Phèdre abandonna sa loupe au petit hypocrite

Ah, Céline nous dépasse

Hamlet bouleversa la foule de son homélie.

Quel Becket!

Ce qui est en revanche nettement plus éclairant, c'est ce que révèle la contrepèterie en tant que processus et méthode de (mal)traitement du langage. En effet, de par son ambiguïté, la technique contrapétique procède du renversement, de l'échangisme lexical, de la purée de phonèmes et instaure par cela un passage du littéraire au populaire (du littéral au latéral?), d'un mode discursif à un autre, et vice-versa. La contrepèterie engendre ainsi la coexistence de deux ou plusieurs discours dans un espace de représentation commun, elle opère la fusion et la démultiplication à l'infini de ces espaces sous le couvert de l'opération cryptographique, du prétexte combinatoire, qui mène de l'éclat du dire et à l'éclat de rire.

La technique du contrepet (que l'on peut aussi bien étendre entre autres au calembour, à l'anagramme et à l'acrostiche), se rapproche par bien des aspects des techniques de l'herméneutique talmudiste (guematria) où l'interprétation d'un texte passe par toutes sortes de procédés permutatoire pour tenter d'en épuiser les significations, ou de la cabale phonétique chère aux alchimistes (Au Lion d'Or = Au lit on dort), et conduit à repenser notre monde, notre culture et notre langue en tant que lieu permanent de création de sens et de récréation des sens.
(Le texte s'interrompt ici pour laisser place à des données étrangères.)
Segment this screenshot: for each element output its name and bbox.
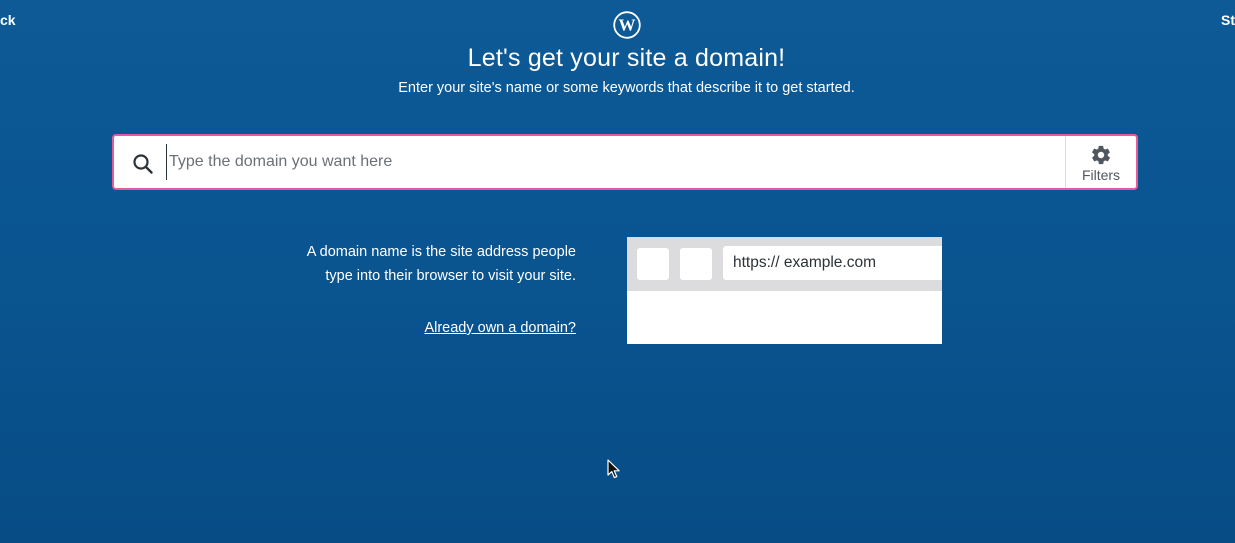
steps-link[interactable]: St [1221, 12, 1235, 28]
browser-url-bar: https:// example.com [723, 246, 942, 280]
already-own-domain-link[interactable]: Already own a domain? [424, 320, 576, 336]
mouse-cursor-icon [607, 459, 620, 479]
page-title: Let's get your site a domain! [467, 44, 786, 72]
browser-forward-button-graphic [680, 248, 712, 280]
browser-illustration: https:// example.com [627, 237, 942, 344]
domain-search-box: Filters [112, 134, 1138, 190]
search-icon [133, 154, 153, 174]
page-subtitle: Enter your site's name or some keywords … [398, 80, 855, 96]
svg-text:W: W [619, 16, 636, 35]
gear-icon [1092, 145, 1110, 164]
back-link[interactable]: ck [0, 12, 16, 28]
filters-label: Filters [1081, 166, 1121, 183]
browser-toolbar: https:// example.com [627, 237, 942, 291]
browser-back-button-graphic [637, 248, 669, 280]
domain-explanation: A domain name is the site address people… [306, 244, 576, 284]
wordpress-logo-icon: W [613, 11, 641, 39]
filters-button[interactable]: Filters [1065, 136, 1136, 188]
domain-search-input[interactable] [166, 144, 1059, 180]
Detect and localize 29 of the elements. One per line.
La combinatoire contrapètique produit ainsi un éclatement de l'espace littéraire, une brisure de la langue, une "ouverture" selon la formule chère à Eco, qui amène à ouvrir le sens de la langue, à transcender l'horizontalité de l'écrit et du dit afin d'échapper au risque toujours présent d'idolâtrer l'écrit et de figer la parole. Le renversement de sens produit par le réarrangement des lettres d'un mot, d'une phrase constituerait peut-être bien une pédagogie, une poétique et une herméneutique des plus nécessaires à l'heure où la langue s'épuise en mirages cathodiques.